A review by siria
The Doctors' Plague: Germs, Childbed Fever, and the Strange Story of Ignac Semmelweis by Sherwin B. Nuland

2.0

I'm not saying that only formally-trained historians can write history books, but I am saying that this book is a solid example of the kind of bad history that a non-historian can produce when writing about a topic that they're in many ways quite knowledgeable about.

Sherwin Nuland was a physician, and so knows what he's talking about when it comes to puerperal fever—a possibly fatal form of infection or sepsis that can be contracted by post-partum people—and the technical processes by which the Hungarian-born Ignać Semmelweis discovered the disease's causation in the mid-nineteenth century.
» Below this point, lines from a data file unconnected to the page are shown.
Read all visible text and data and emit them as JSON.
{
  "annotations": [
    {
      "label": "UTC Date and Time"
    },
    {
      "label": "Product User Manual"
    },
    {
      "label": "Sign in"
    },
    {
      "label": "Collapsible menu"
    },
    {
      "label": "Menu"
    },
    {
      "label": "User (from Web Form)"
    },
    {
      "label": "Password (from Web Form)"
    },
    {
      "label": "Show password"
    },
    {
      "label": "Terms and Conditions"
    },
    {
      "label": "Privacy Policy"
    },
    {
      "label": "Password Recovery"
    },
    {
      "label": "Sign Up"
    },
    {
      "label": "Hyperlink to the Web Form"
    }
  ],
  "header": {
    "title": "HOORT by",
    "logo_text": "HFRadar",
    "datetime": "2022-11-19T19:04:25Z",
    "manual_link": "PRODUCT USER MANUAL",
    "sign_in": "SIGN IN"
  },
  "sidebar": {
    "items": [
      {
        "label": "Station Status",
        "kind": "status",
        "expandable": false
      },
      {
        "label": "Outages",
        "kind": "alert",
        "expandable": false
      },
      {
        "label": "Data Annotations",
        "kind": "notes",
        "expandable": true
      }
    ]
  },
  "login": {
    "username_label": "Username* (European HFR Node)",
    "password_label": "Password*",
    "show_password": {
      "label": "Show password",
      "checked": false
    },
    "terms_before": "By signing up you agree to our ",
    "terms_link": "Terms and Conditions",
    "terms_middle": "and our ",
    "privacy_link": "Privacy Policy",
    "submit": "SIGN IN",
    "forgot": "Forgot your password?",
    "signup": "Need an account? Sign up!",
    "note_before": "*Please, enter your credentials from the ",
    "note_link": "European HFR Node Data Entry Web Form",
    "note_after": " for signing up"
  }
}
He's on much shakier ground, however, when it comes to understanding the history of medicine, claiming that physicians didn't really understand that their ideas needed to be based on evidence until the nineteenth century and demonstrating little familiarity with the scholarship on pregnancy and childbirth during the Middle Ages and in early modern Europe. Nuland engages in retrospective diagnosis about Semmelweis' apparent mental illness towards the end of his life—something which historians are extremely wary of, given how difficult it is for physicians today to diagnose a patient whom they've not seen in person.

And then there's the weird, fictional intro where Nuland imagines a virginal upper-class Viennese teenager who gets pregnant and is kicked out of the house by her "Papa", so is taken in by her former maidservant and ultimately dies shortly after giving birth from puerperal fever. It's weird and creepy, and also unnecessary given how many real life women actually died an agonizing death from it—but then again, throughout Nuland seems not particularly interested in writing a history which centres women overly much.